This is a Python implementation of the RK4 numerical integrator that works with differential functions of all orders. That is, any function in the form \( F(x, y, y\prime, y\prime\!\prime, \dots, y^{(n)}) \).
If you're new to numerical integration or even RK4 integration, please read my other post first. It's easier to understand because it's a less generalized function.
def rk4(t0, h, s0, f):
"""RK4 implementation.
t = current value of the independent variable
h = amount to increase the independent variable (step size)
s0 = initial state as a list. ex.: [initial_position, initial_velocity]
f = function(state, t) to integrate"""
r = range(len(s0))
s1 = s0 + [f(t0, s0)]
s2 = [s0[i] + 0.5*s1[i+1]*h for i in r]
s2 += [f(t0+0.5*h, s2)]
s3 = [s0[i] + 0.5*s2[i+1]*h for i in r]
s3 += [f(t0+0.5*h, s3)]
s4 = [s0[i] + s3[i+1]*h for i in r]
s4 += [f(t0+h, s4)]
return t+h, [s0[i] + (s1[i+1] + 2*(s2[i+1]+s3[i+1]) + s4[i+1])*h/6.0 for i in r]

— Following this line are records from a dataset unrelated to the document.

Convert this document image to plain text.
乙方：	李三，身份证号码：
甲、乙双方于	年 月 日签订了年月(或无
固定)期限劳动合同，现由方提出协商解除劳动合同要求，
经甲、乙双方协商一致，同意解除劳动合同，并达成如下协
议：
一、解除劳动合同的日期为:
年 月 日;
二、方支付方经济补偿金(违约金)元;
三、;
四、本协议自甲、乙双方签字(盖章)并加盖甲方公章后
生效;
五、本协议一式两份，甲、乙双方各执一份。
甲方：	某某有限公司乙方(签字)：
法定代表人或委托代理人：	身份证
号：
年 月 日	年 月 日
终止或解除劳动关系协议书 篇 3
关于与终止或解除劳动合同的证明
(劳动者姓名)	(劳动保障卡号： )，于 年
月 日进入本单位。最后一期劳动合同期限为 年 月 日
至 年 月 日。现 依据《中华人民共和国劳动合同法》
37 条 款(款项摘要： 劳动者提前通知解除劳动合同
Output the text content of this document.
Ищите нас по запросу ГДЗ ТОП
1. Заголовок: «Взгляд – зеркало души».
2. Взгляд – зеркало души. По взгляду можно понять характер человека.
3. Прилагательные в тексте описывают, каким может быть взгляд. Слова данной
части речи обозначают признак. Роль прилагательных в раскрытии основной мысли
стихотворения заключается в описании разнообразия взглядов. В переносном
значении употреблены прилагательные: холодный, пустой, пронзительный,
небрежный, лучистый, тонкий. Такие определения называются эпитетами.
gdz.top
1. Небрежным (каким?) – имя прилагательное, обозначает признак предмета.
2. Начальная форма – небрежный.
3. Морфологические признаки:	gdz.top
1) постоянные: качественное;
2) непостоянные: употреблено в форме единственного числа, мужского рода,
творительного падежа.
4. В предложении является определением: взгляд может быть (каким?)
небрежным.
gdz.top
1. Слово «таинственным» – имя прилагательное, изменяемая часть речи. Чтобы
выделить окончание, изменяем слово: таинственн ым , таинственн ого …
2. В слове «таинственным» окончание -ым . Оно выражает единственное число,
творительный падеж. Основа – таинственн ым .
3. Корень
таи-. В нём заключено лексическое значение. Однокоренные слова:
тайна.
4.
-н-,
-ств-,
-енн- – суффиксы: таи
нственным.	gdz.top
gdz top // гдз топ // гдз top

An example usage of this function is:
def damped_spring_accel(t, state):
x = state[0]
v = state[1]
stiffness = 1
damping = 0.005
return -stiffness*x - damping*v
t = 0
h = 1/40.0
s = [50, 5]
while t<100:
t, s = rk4(t, h, s, damped_spring_accel)
print "Final state: t=%.2f x=%.2f v=%.2f"%(t,s[0],s[1])
On a side note, I recently found out about Sage (sagemath.org and sagenb.org). Its plotting capabilities and convenient mathematical notation are especially useful. Plus, it uses Python!